2025-06-10 14:31:04.014 station[TCE:INFO] INFOS reconnect backoff 30s (retry 3)
I assume there is something I am fundamentally misunderstanding about how certs work, I admit I am pretty new to security in general. Hopefully this provides the needed context to fix the problem.
could you please specify the source files you’re using?
That is, ca-csr.json, ca-config.json, and mqtt-server.json.
From my understanding, these files represent the basis of the configuration.
I would also like to see the contents of /etc/hosts.
I suspect we’re making a fundamental mistake there.
Best regards,
Dieter
Both my ca-csr.json and ca-config.json are left as default, my understanding is that the CN of the CA does not need to be changed to a specific IP. I did try changing them just to make sure that wasn’t the issue, and it does not help/solve anything. My mqtt-server.json is also the same as my certificate.json for the gateway, since they are all hosted on the same ip. Since its running on docker, /etc/hosts contains some docker dns and ips, but if I bind the gateway to 0.0.0.0 it still listens to the host ip I assume. I also tried running network_mode: host in the docker container on my Linux machine, but still getting the same error. I also see a similar issue raised here. I am really confused on what the issue could be, I mean I have exhaustibly made sure that the ip is correct, all of the certs are correctly generated, they can be verified with openssl s_client, but the actually connection seems to fail.

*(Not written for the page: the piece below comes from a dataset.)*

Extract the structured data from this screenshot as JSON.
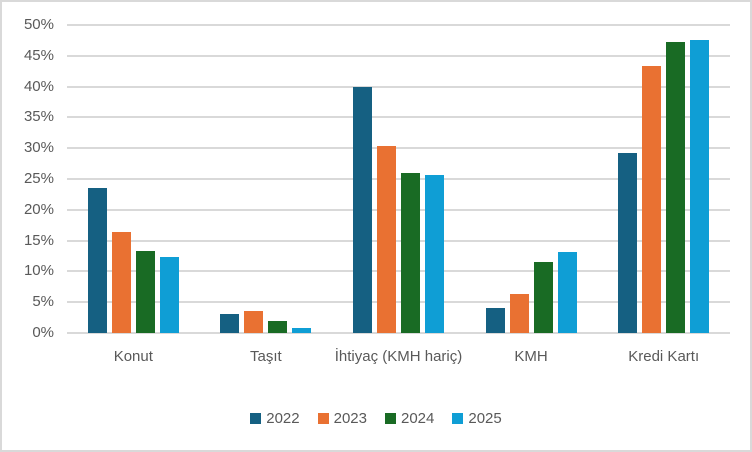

I had the same problem and I just found a solution for me. Instead of the IP, I gave the gateway and the certificate the name of the DNS that resolves the IP of the server. Hope is usefull.
This ended up being the way I solved it as well. I knew that self signed static ip certs are not standard at all, but I was just trying to get things started and then progress from there.
Anyway after a lot of headache, I used duckdns to create a host that would point to my local ip, setting up self certs via that hostname, and also having to put that record in the gateway /etc/hosts file. After that, it worked first try no problem, which is great but also a little frustrating because of the lack of distinct error logs.
So yea, quite literally the only issue was that I was using a static ip in the CN instead of a hostname. Everything starts up automatically via docker, generates certs, traefik hosts it on https, generating the certs from the webui, putting them into the gateway. I still think its possible, just maybe a security check within the dragino gateway and or how basics station works that didn’t want to complete the full transaction.
Now to tackle having my own DNS and using certbot!